# Integral $\int \frac{\tan^4 \theta \,d \theta}{1-\tan^2 \theta}$?

I have to evaluate this indefinite integral $$\int \frac{\tan^4 \theta\, d \theta}{1-\tan^2 \theta}$$ I tried it as follows $$I=\int\frac{(\sec^2 \theta-1)\tan^2 \theta\, d \theta}{1-\tan^2 \theta}=\int\frac{\sec^2 \theta \tan^2 \theta\, d \theta}{1-\tan^2 \theta}-\int\frac{\tan^2 \theta \,d \theta}{1-\tan^2 \theta}$$ First part of integration can be easily solved by substitution but how to solve the second part? Help to solve it by other method if you have. Thanks!

Hint:

Use the substitution $$u=\tan\theta$$, $$\;\mathrm d\mkern1.5mu u=(1+u^2)\mkern1.5mu\mathrm d\mkern1mu\theta$$. You'll get the integral of the rational function: $$\int\frac{u^4}{1-u^4}\,=\int\frac{u^4}{(1-u)(1+u)(1+u^2)}\,\mathrm d\mkern1mu u$$ Then, decomposition into partial fractions and back to $$\theta$$.

• @Harish Chandra Rajpoot: Thank you for the correction of the lapsus. May 22, 2015 at 22:40
• But $du = \sec^2 \theta d\theta$... May 22, 2015 at 22:43
• yes you are right. It needs re-editing! May 22, 2015 at 22:44
• @Harish Chandra Rajpoot: finally there was no error in my initial post. I was suggested a correction that I accepted. Only some details were missing. May 22, 2015 at 22:49
• Thanks, @Sebastiano! Note I just applied Bioche's rules for this substitution Nov 5, 2021 at 21:02

Here is another way to proceed:

$\displaystyle\int\frac{\tan^4\theta}{1-\tan^2\theta}d\theta=\int\frac{\tan^4\theta-1}{1-\tan^2\theta}d\theta+\int\frac{1}{1-\tan^2\theta}d\theta=-\int(\tan^2\theta+1)d\theta+\int\frac{\cos^2\theta}{\cos^2\theta-\sin^2\theta}d\theta$

$=\displaystyle-\int\sec^2\theta \;d\theta+\int\frac{\frac{1}{2}(1+\cos 2\theta)}{\cos 2\theta}d\theta= -\tan\theta+\int\left(\frac{1}{2}\sec2\theta+\frac{1}{2}\right)d\theta$

$=\displaystyle-\tan\theta+\frac{1}{4}\ln\big|\sec2\theta+\tan2\theta\big|+\frac{1}{2}\theta+C$

Hint: (This expands the hint of @Bernard... it was what I needed to make it work.)

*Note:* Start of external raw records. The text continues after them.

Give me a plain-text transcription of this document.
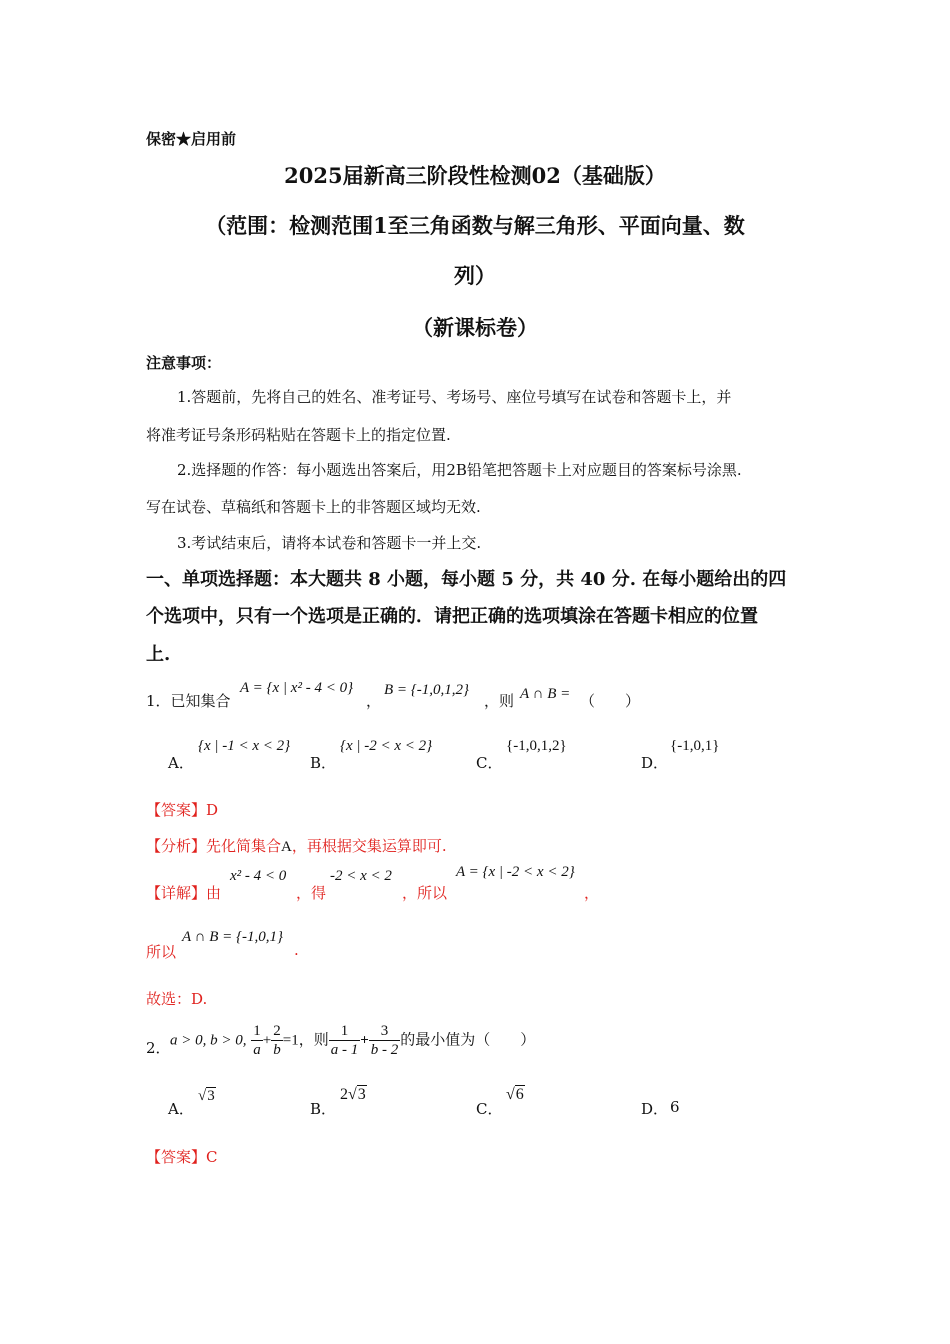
保密★启用前
2025届新高三阶段性检测02（基础版）
（范围：检测范围1至三角函数与解三角形、平面向量、数
列）
（新课标卷）
注意事项：
1.答题前，先将自己的姓名、准考证号、考场号、座位号填写在试卷和答题卡上，并
将准考证号条形码粘贴在答题卡上的指定位置.
2.选择题的作答：每小题选出答案后，用2B铅笔把答题卡上对应题目的答案标号涂黑.
写在试卷、草稿纸和答题卡上的非答题区域均无效.
3.考试结束后，请将本试卷和答题卡一并上交.
一、单项选择题：本大题共 8 小题，每小题 5 分，共 40 分. 在每小题给出的四
个选项中，只有一个选项是正确的．请把正确的选项填涂在答题卡相应的位置
上.
1．已知集合
A = {x | x² - 4 < 0}
，
B = {-1,0,1,2}
，则 A ∩ B = （　　）
A．
{x | -1 < x < 2}
B．
{x | -2 < x < 2}
C．
{-1,0,1,2}
D．
{-1,0,1}
【答案】D
【分析】先化简集合A，再根据交集运算即可.
【详解】由
x² - 4 < 0
，得
-2 < x < 2
，所以
A = {x | -2 < x < 2}
，
所以
A ∩ B = {-1,0,1}
.
故选：D.
2． a > 0, b > 0, $\frac{1}{a} + \frac{2}{b} =1$，则 $\frac{1}{a - 1} + \frac{3}{b - 2}$ 的最小值为（　　）
A．
√3
B．
2√3
C．
√6
D． 6
【答案】C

Note that $\frac{1}{1-\tan^{2}(\theta)}=\frac{1+\tan^{2}(\theta)}{(1-\tan^{2}(\theta))(1+\tan^{2}(\theta))}=\frac{\sec^{2}(\theta)}{1-\tan^{4}(\theta)}$.

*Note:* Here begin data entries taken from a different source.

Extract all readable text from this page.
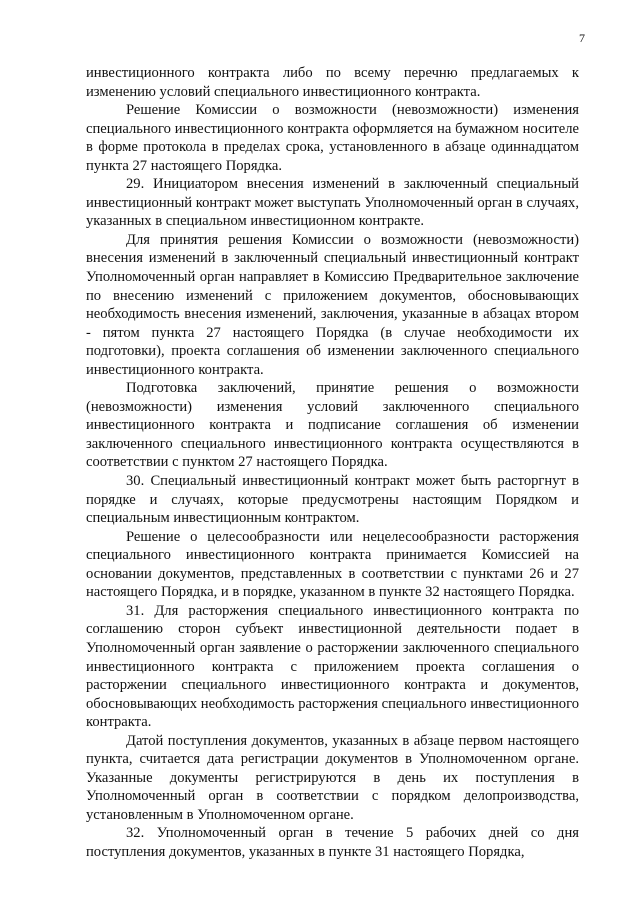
7

инвестиционного контракта либо по всему перечню предлагаемых к изменению условий специального инвестиционного контракта.

Решение Комиссии о возможности (невозможности) изменения специального инвестиционного контракта оформляется на бумажном носителе в форме протокола в пределах срока, установленного в абзаце одиннадцатом пункта 27 настоящего Порядка.

29. Инициатором внесения изменений в заключенный специальный инвестиционный контракт может выступать Уполномоченный орган в случаях, указанных в специальном инвестиционном контракте.

Для принятия решения Комиссии о возможности (невозможности) внесения изменений в заключенный специальный инвестиционный контракт Уполномоченный орган направляет в Комиссию Предварительное заключение по внесению изменений с приложением документов, обосновывающих необходимость внесения изменений, заключения, указанные в абзацах втором - пятом пункта 27 настоящего Порядка (в случае необходимости их подготовки), проекта соглашения об изменении заключенного специального инвестиционного контракта.

Подготовка заключений, принятие решения о возможности (невозможности) изменения условий заключенного специального инвестиционного контракта и подписание соглашения об изменении заключенного специального инвестиционного контракта осуществляются в соответствии с пунктом 27 настоящего Порядка.

30. Специальный инвестиционный контракт может быть расторгнут в порядке и случаях, которые предусмотрены настоящим Порядком и специальным инвестиционным контрактом.

Решение о целесообразности или нецелесообразности расторжения специального инвестиционного контракта принимается Комиссией на основании документов, представленных в соответствии с пунктами 26 и 27 настоящего Порядка, и в порядке, указанном в пункте 32 настоящего Порядка.

31. Для расторжения специального инвестиционного контракта по соглашению сторон субъект инвестиционной деятельности подает в Уполномоченный орган заявление о расторжении заключенного специального инвестиционного контракта с приложением проекта соглашения о расторжении специального инвестиционного контракта и документов, обосновывающих необходимость расторжения специального инвестиционного контракта.

Датой поступления документов, указанных в абзаце первом настоящего пункта, считается дата регистрации документов в Уполномоченном органе. Указанные документы регистрируются в день их поступления в Уполномоченный орган в соответствии с порядком делопроизводства, установленным в Уполномоченном органе.

32. Уполномоченный орган в течение 5 рабочих дней со дня поступления документов, указанных в пункте 31 настоящего Порядка,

So using the suggested substitution $u=\tan(\theta)$ gives you

$$\int \frac{\tan^{4}\theta}{1-\tan^{2}\theta}d\theta= \int \frac{u^{4}}{1-u^4}du=\int -1 + \frac{1}{1-u^4}du.$$

Then, $(1-u^4)=(1-u)(1+u)(1+u^2)$ and can be finished with partial fractions.

• wouldn't it be $\frac{u^4}{1-u^2}$ instead of power $4$? May 22, 2015 at 23:30
• @Foliar, No because you multiplied top and bottom by $1+u^2=1+\tan^{2}\theta=\sec^{2}\theta$ May 23, 2015 at 0:06

HINT: Multiply the numerator and denominator by $$\cos^2(\theta)$$. Rewrite $$\cos^2(\theta) - \sin^2(\theta)$$ as $$\cos(2\theta)$$ and $$\sin^2(\theta)$$ in terms of $$\cos(2\theta)$$. We know how to integrate $$\sec(2\theta)$$.

• It took me a few moments to guess how you wanted to rewrite $\sin^2 \theta.$ OP might need a hint about that, too. May 22, 2015 at 22:18
• Yeah fair point - there's so much you could do. But having said that if there's a cos(2x) in the denominator...I guess when you 'see it' it seems so obvious (especially when the result immediately follows)! May 23, 2015 at 1:36
• very nice hint +1 Apr 21, 2021 at 7:22